EUV entfernt Anti-Polizei-Schmiererei auf Emscherbrücke

hzSachbeschädigung

Die Proteste gegen Polizeigewalt in den USA haben einen Castrop-Rauxeler angestiftet, seine Meinung öffentlich kundzutun. Er oder sie schmierte eine Emscherbrücke an. Mit unsittlichen Worten.

Henrichenburg

, 28.06.2020, 17:55 Uhr / Lesedauer: 2 min

Ein paar Tage nur waren diese Parolen zu lesen. Jetzt hat die zuständige Behörde sie von der Emscherbrücke an der Borghagener Straße getilgt. Es ging um politische Botschaften, die sich auch gegen die Polizeiarbeit richteten und offenbar einen aktuellen Aufhänger hatten.

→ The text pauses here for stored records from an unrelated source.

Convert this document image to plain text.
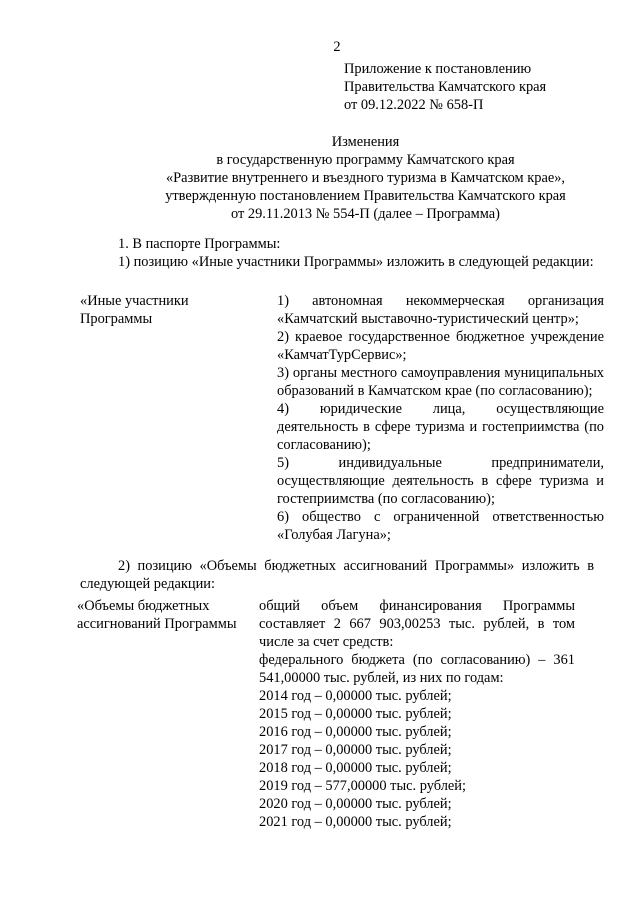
2
Приложение к постановлению
Правительства Камчатского края
от 09.12.2022 № 658-П
Изменения
в государственную программу Камчатского края
«Развитие внутреннего и въездного туризма в Камчатском крае»,
утвержденную постановлением Правительства Камчатского края
от 29.11.2013 № 554-П (далее – Программа)
1. В паспорте Программы:
1) позицию «Иные участники Программы» изложить в следующей редакции:
«Иные участники Программы
1) автономная некоммерческая организация «Камчатский выставочно-туристический центр»;
2) краевое государственное бюджетное учреждение «КамчатТурСервис»;
3) органы местного самоуправления муниципальных образований в Камчатском крае (по согласованию);
4) юридические лица, осуществляющие деятельность в сфере туризма и гостеприимства (по согласованию);
5) индивидуальные предприниматели, осуществляющие деятельность в сфере туризма и гостеприимства (по согласованию);
6) общество с ограниченной ответственностью «Голубая Лагуна»;
2) позицию «Объемы бюджетных ассигнований Программы» изложить в следующей редакции:
«Объемы бюджетных ассигнований Программы
общий объем финансирования Программы составляет 2 667 903,00253 тыс. рублей, в том числе за счет средств:
федерального бюджета (по согласованию) – 361 541,00000 тыс. рублей, из них по годам:
2014 год – 0,00000 тыс. рублей;
2015 год – 0,00000 тыс. рублей;
2016 год – 0,00000 тыс. рублей;
2017 год – 0,00000 тыс. рублей;
2018 год – 0,00000 тыс. рублей;
2019 год – 577,00000 тыс. рублей;
2020 год – 0,00000 тыс. рублей;
2021 год – 0,00000 тыс. рублей;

Quer über die Borghagener Straße stand aufgesprüht: „Nein zu Rassismus. GF RIP.“ GF sind dabei die Initialen für George Floyd, den dunkelhäutigen US-Amerikaner, der von einem Polizisten zu Tode gewürgt worden war. Seither gehen in den USA Tausende Menschen auf die Straße, um gegen Polizeigewalt zu demonstrieren. Die richtete sich nach Studien und Statistiken deutlich häufiger gegen Afro-Amerikaner und Hispanics als gegen Weiße.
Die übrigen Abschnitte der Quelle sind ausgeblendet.